Le syndrome de l'Orangerie de Grégoire Bouillier - Editions Flammarion

Bmore, un détective derrière lequel se cache (à peine) l’auteur, fait un tour au Musée de l’Orangerie, et .. stupéfaction, là où il pensait ne ressentir, comme tous les autres visiteurs, que sérénité, douceur et harmonie face aux immenses Nymphéas de Monet, il se sent oppressé et angoissé comme s’il émanait de ces grands panneaux quelque chose de délétère et de morbide. En creusant un peu (ensuite beaucoup beaucoup plus), il trouve des explications à cette réaction négative : Monet a démarré ses immenses fresques en 1914, le premier jour de la guerre, il venait de perdre son fils aîné, Jean, il craignait pour son cadet parti au combat, il craignait pour la France. Mais sa double cataracte, cette « tragédie de l’œil » qui le rendra aveugle n’y est pas pour rien non plus : la peinture « se fait littéraire » puisqu’il lit les couleurs sur ses tubes et peint avec le souvenir qu’il en a. Ce n’est pas tout, le nymphéa, cette fleur que tout le monde admire, possède un niveau de toxicité assez important, il est anaphrodisiaque et l’eau qui dort a des pouvoirs mortifères... autant de raisons qui permettent de comprendre le « syndrome » subi devant les toiles de l’impressionniste. Mais si finalement tout n’en revenait pas à l’amour, et si la première femme de Monet, Camille, n’était pas au cœur même de ces nymphéas...

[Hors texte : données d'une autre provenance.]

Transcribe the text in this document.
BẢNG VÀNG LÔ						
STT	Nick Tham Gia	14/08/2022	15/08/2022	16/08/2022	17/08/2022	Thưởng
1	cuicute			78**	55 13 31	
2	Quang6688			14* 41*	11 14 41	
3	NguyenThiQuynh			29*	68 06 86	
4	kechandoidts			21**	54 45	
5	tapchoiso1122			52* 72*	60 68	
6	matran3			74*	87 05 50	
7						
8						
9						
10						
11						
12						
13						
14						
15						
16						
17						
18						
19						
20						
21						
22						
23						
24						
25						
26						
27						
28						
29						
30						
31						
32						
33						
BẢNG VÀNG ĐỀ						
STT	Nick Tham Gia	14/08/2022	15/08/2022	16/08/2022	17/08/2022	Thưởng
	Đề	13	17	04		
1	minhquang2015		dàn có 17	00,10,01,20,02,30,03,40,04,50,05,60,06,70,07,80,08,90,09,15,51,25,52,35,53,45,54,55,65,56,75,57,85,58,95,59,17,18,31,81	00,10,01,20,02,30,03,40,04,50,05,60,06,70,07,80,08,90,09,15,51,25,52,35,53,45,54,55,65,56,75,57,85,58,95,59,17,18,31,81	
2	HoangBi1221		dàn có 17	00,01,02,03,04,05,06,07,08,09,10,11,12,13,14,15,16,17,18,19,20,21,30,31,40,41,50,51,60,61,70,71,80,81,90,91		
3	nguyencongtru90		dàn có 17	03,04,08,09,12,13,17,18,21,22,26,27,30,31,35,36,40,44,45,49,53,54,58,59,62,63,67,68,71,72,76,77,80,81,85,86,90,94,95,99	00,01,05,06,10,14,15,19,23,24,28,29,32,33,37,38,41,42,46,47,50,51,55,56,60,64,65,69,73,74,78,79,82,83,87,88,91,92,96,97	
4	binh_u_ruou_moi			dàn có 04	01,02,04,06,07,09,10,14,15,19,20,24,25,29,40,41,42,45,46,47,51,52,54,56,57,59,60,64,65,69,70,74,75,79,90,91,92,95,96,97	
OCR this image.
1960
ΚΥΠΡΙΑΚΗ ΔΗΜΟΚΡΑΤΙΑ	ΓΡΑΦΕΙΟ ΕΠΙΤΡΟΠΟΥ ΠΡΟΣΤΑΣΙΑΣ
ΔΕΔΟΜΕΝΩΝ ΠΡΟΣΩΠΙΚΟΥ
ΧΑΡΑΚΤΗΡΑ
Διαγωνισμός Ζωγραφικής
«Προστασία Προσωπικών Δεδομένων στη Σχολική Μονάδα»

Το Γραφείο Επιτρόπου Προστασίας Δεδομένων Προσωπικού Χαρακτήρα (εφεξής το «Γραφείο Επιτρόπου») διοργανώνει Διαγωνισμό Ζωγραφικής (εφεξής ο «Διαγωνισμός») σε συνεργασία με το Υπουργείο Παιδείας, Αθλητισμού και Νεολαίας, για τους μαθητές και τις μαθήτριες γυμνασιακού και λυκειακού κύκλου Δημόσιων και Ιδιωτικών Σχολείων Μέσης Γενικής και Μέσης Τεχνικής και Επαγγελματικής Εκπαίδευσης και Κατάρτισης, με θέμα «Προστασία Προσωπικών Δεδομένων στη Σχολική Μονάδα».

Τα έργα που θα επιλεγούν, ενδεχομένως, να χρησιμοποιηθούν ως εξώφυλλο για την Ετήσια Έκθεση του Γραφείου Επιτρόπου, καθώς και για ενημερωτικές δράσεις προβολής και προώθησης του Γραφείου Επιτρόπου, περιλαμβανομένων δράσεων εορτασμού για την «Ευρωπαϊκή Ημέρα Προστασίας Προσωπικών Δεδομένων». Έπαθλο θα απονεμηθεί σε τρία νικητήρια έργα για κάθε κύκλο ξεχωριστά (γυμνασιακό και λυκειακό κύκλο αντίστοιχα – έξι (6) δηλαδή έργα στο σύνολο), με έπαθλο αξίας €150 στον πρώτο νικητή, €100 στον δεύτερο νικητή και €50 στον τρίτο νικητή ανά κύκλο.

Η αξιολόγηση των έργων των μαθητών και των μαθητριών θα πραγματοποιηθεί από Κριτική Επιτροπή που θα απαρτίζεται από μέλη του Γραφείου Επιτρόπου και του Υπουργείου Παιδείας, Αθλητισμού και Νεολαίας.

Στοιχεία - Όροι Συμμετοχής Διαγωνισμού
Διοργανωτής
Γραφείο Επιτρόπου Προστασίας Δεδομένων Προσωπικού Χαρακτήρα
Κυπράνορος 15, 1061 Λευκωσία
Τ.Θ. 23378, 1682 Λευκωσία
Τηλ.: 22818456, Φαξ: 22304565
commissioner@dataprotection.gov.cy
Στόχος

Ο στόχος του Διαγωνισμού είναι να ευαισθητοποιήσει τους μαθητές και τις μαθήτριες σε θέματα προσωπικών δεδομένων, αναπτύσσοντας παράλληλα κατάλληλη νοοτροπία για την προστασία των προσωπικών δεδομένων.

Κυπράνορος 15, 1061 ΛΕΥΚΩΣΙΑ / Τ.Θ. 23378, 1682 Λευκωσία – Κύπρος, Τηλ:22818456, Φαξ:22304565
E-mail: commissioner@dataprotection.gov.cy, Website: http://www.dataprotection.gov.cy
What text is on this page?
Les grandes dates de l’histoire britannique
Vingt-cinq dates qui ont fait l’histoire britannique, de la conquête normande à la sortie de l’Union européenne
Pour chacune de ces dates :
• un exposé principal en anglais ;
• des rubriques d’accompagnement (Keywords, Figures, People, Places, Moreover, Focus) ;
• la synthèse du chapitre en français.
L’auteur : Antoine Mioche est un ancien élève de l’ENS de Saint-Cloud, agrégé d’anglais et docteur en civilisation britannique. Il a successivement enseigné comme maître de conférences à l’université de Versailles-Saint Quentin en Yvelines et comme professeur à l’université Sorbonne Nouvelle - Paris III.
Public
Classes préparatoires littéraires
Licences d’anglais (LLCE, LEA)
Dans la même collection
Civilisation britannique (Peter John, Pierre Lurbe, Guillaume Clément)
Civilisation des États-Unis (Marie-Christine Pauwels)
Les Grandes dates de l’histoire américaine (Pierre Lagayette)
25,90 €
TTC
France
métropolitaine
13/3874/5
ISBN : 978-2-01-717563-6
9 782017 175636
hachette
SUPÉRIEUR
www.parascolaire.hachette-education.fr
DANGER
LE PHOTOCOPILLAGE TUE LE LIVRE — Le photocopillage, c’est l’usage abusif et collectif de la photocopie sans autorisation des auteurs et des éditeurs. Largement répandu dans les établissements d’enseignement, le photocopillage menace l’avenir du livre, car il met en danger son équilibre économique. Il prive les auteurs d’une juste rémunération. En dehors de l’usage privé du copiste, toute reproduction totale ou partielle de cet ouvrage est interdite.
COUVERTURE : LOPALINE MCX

Première découverte d’un auteur assez allumé qui m’a rapidement fait penser à Jaenada dans son appétit des digressions (mais Jaenada le surpasse, tout de même). Bouillier a son style, une sorte de fouillis organisé, avec des réflexions personnelles et autobiographiques qui viennent se glisser dans la biographie de Claude Monet. Car c’est bien d’une biographie (partielle) qu’il s’agit, ou encore d’une autopsie des Nymphéas :  on entre dans le tableau impressionniste dès la première page pour n’en ressortir ... que bien des jours après la lecture. C’est un texte vivant, dense, coloré, dynamique, plein de riches idées et de remarques amusantes (un chapitre entier n’est conçu que d’exergues, tous plus amusants les uns que les autres !), de bavardages parfois un peu longuets et un brin oiseux. Alors si Bouillier va parfois un peu trop loin (un parallèle est fait entre les jardins de Giverny et le camp d’Auschwitz... tout de même !), j’ai appris beaucoup de choses (Monet avait sept jardiniers ;  il a décidé de tout de A à Z quant à la conception de son jardin, jusqu’à faire détourner une rivière, jusqu’à faire venir des espèces de nymphéas de l’autre bout de la terre ; il a peint environ 400 tableaux de nymphéas sur une trentaine d’années, a détruit beaucoup de toiles qu’il a lacérées au couteau ; il y a aussi La Japonaise, un tableau insolite dans son œuvre que Bouillier explique très bien). L’auteur a réussi à m’embarquer (c’est le cas de le dire), à m’inciter à regarder le célèbre tableau de Monet autrement, à confirmer que nos propres ressentis peuvent parfois être très justes quand on regarde une œuvre d’art (ou un film, ou un livre...)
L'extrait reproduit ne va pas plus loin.